Strategies of Removing Residual Lithium Compounds on the Surface of Ni-Rich Cathode Materials†

Ni-rich cathode materials have become one of the most promising cathode materials for advanced high-energy Li-ion batteries (LIBs) owing to their high specific capacity. However, Ni-rich cathode materials are sensitive to the trace H2O and CO2 in the air, and tend to react with them to generate LiOH and Li2CO3 at the particle surface region (named residual lithium compounds, labeled as RLCs).
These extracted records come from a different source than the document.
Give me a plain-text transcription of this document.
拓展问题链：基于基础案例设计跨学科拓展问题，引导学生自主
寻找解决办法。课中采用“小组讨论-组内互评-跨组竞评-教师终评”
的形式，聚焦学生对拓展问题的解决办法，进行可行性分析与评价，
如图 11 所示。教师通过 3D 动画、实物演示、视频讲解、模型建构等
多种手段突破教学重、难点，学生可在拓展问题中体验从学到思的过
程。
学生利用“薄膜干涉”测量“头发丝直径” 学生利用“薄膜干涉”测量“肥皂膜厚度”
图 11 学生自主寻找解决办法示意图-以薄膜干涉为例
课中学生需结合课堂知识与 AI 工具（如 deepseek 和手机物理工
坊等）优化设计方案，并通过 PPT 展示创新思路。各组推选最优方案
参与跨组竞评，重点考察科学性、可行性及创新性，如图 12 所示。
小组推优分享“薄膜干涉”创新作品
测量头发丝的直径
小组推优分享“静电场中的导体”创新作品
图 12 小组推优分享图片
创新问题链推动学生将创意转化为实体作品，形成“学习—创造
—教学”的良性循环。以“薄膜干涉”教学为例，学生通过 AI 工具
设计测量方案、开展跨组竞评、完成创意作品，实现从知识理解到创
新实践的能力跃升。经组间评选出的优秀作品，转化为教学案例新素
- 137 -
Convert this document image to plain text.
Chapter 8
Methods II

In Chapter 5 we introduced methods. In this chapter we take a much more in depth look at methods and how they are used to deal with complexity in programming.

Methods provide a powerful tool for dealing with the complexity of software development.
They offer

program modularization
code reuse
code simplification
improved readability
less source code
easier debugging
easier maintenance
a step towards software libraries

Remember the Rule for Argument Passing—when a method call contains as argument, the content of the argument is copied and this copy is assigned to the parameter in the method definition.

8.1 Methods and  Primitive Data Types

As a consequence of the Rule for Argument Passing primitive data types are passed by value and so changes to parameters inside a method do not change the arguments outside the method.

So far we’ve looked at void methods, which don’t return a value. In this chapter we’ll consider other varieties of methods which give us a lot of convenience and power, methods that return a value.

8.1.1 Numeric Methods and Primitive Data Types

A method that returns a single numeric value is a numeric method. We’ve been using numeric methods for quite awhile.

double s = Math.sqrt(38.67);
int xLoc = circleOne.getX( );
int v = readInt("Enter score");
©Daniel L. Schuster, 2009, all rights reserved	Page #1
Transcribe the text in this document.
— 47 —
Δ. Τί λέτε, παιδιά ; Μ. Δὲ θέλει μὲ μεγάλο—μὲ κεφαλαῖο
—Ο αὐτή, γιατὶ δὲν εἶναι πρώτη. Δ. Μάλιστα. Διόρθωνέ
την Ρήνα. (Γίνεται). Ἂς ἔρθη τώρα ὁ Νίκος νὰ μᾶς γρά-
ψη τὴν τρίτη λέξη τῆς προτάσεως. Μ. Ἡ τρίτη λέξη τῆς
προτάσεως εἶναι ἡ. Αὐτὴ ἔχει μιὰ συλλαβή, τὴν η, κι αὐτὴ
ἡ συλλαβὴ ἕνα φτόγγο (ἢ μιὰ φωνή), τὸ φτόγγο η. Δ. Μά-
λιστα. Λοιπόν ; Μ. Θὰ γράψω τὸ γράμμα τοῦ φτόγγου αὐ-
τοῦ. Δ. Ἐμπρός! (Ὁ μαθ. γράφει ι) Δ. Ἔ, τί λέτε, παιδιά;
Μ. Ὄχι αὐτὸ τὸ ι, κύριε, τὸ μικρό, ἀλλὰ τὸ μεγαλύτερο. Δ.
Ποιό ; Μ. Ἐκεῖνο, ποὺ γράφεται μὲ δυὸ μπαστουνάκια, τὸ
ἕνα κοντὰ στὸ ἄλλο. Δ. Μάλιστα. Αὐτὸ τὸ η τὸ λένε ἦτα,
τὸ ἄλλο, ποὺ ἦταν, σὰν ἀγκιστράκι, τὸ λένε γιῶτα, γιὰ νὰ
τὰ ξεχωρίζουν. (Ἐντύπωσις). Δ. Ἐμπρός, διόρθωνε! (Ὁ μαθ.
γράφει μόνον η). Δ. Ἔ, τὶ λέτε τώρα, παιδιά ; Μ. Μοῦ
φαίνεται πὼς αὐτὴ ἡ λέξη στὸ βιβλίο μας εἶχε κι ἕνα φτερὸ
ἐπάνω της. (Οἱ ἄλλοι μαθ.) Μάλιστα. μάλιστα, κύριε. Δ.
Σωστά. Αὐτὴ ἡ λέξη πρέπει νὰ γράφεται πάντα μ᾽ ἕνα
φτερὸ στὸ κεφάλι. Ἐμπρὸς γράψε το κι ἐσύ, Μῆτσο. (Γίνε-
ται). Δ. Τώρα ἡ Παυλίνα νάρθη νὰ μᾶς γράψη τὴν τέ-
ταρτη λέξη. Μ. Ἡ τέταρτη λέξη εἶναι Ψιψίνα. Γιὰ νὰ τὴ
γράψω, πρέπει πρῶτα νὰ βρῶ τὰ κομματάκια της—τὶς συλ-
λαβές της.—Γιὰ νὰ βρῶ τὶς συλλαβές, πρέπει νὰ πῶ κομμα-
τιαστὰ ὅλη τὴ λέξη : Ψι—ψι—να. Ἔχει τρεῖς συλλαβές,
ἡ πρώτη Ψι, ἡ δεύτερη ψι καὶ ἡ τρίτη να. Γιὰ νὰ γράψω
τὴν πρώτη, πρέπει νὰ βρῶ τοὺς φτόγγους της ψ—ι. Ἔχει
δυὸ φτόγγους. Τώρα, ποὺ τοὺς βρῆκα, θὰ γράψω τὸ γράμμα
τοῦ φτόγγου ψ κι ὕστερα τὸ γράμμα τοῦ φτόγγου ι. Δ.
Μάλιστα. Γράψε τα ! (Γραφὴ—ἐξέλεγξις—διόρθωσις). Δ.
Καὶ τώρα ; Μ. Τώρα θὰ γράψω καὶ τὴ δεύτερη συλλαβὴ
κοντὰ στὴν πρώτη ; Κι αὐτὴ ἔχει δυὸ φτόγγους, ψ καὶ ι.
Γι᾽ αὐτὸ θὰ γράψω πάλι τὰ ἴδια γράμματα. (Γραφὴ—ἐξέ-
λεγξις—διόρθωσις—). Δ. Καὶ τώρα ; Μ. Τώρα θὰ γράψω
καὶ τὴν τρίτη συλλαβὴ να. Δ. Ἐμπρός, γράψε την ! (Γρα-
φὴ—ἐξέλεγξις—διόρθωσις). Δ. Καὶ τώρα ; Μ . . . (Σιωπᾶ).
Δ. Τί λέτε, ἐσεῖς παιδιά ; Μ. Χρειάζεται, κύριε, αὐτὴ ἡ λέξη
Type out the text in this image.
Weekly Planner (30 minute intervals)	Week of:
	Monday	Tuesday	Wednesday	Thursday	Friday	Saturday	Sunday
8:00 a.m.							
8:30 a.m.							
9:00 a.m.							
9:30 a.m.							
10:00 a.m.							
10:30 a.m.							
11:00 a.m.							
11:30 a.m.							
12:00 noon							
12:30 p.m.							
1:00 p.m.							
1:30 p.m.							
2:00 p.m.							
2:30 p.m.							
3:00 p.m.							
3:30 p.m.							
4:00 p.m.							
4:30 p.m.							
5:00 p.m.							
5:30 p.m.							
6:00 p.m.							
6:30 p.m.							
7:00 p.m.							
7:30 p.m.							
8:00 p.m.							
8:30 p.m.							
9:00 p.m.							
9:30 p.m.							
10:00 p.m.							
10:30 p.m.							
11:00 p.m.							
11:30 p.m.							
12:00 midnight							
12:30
The RLCs will deteriorate the comprehensive performances of Ni-rich cathode materials and make trouble in the subsequent manufacturing process of electrode, including causing low initial coulombic efficiency and poor storage property, bringing about potential safety hazards, and gelatinizing the electrode slurry. Therefore, it is of considerable significance to remove the RLCs. Researchers have done a lot of work on the corresponding field, such as exploring the formation mechanism and elimination methods. This paper investigates the origin of the surface residual lithium compounds on Ni-rich cathode materials, analyzes their adverse effects on the performance and the subsequent electrode production process, and summarizes various kinds of feasible methods for removing the RLCs. Finally, we propose a new research direction of eliminating the lithium residuals after comparing and summing up the above. We hope this work can provide a reference for alleviating the adverse effects of residual lithium compounds for Ni-rich cathode materials' industrial production.

Automated summary

Ni-rich cathode materials are promising for high-energy Li-ion batteries, but may generate residual lithium compounds (RLCs) when reacting with trace H2O and CO2. Researchers have been working on removing RLCs to improve the performance and production process of Ni-rich cathode materials.